Many places have unique laws for juvenile arrest situations. For example, the law may require authorities to notify the juvenile’s parents right away or within a certain amount of time after an arrest. A jurisdiction’s laws may also limit the amount of time a juvenile can be detained before seeing a probation officer or judge. Prosecutors may have a limited amount of time to file charges against a juvenile. After that specific time period has passed, the law may require the juvenile's release.

In some places, a minor may be charged and tried as an adult after a juvenile arrest. This means the juvenile would be subject to the same trial process and sentencing as an adult. This may happen because the juvenile has repeatedly been arrested for the same crime or because the crime is particularly serious.

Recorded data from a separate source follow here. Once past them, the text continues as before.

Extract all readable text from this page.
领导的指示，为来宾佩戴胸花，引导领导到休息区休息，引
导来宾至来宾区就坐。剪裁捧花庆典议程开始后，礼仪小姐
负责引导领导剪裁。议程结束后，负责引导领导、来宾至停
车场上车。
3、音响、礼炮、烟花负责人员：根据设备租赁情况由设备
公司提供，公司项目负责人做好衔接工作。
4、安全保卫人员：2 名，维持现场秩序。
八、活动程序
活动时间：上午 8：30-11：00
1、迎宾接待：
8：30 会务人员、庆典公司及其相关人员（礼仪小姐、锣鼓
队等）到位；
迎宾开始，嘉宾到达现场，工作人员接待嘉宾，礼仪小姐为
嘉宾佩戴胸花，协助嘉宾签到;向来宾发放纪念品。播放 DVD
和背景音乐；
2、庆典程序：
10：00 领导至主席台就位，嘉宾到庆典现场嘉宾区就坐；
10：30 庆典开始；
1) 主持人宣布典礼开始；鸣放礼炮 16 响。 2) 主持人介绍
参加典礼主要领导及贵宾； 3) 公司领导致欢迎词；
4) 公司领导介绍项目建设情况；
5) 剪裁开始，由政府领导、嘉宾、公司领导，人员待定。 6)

Juvenile arrests may occur in cases that involve lesser crimes, often referred to as misdemeanors or summary offenses.
Juvenile arrests may occur in cases that involve lesser crimes, often referred to as misdemeanors or summary offenses.
N. Madison
N. Madison

Nicole’s thirst for knowledge inspired her to become a wiseGEEK writer, and she focuses primarily on topics such as homeschooling, parenting, health, science, and business. When not writing or spending time with her four children, Nicole enjoys reading, camping, and going to the beach.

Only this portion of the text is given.